Stable arrangements of mobile sensors for sampling physical fields

• Main Authors: Deshpande, Ajay A. (Contributor), Sarma, Sanjay Emani (Contributor), Kumar, Sumeet, Ph. D. Massachusetts Institute of Technology (Author)
• Other Authors: Massachusetts Institute of Technology. Department of Mechanical Engineering (Contributor), Massachusetts Institute of Technology. Laboratory for Manufacturing and Productivity (Contributor), Kumar, Sumeet (Contributor)
• Format: Article
• Language: English
• Published: American Automatic Control Council/IEEE, 2014-06-06T14:06:50Z.
• Subjects: Article
• Online Access: Get fulltext

 Today's wireless sensor nodes can be easily attached to mobile platforms such as robots, cars and cell phones enabling pervasive sensing of physical fields (say of temperature, vibrations, air quality and chemicals). We address the sensor arrangement problem, i.e. when and where sensors should take samples to obtain a good estimate of a field using mobile sensors. In particular, we focus on incidentally mobile sensors that move passively under the influence of the environment (e.g. sensors attached to floating buoys, cars and smartphones carried by humans). We model the field as a linear combination of known basis functions. Given the samples, we use a linear estimator to find unknown coefficients of the basis functions. We formulate the sensor arrangement problem as one of finding suitably characterized classes of sensor arrangements that lead to a stable reconstruction of the field.
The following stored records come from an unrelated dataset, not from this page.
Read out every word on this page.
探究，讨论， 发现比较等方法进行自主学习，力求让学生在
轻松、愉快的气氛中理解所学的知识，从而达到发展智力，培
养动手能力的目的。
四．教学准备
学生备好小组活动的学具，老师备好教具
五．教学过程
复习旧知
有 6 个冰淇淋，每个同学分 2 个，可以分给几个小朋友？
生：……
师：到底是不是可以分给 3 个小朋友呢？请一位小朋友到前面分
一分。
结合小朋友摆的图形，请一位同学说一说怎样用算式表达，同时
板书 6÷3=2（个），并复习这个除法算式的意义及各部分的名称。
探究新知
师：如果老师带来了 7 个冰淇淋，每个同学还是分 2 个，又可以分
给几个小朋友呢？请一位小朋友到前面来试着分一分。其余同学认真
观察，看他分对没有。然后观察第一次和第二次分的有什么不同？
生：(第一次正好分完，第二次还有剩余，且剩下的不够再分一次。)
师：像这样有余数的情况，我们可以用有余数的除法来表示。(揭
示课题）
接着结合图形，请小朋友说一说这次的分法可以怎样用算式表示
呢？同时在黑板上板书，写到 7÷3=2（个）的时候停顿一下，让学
We consider a family of multidimensional δ-dense sensor arrangements, where any square disc of size δ contains at least one sample, and derive sufficiency conditions for the arrangement to be stable. δ-dense sensor arrangements are geometrically intuitive and are easily compatible with the incidental mobility of sensors in many situations. We present simulation results on the stability of such arrangements for two-dimensional basis functions. We also present an example for constructing basis functions through proper orthogonal decompositions for a one-dimensional chemical diffusion field in a heterogeneous medium, which are later used for field estimation through δ-dense sampling.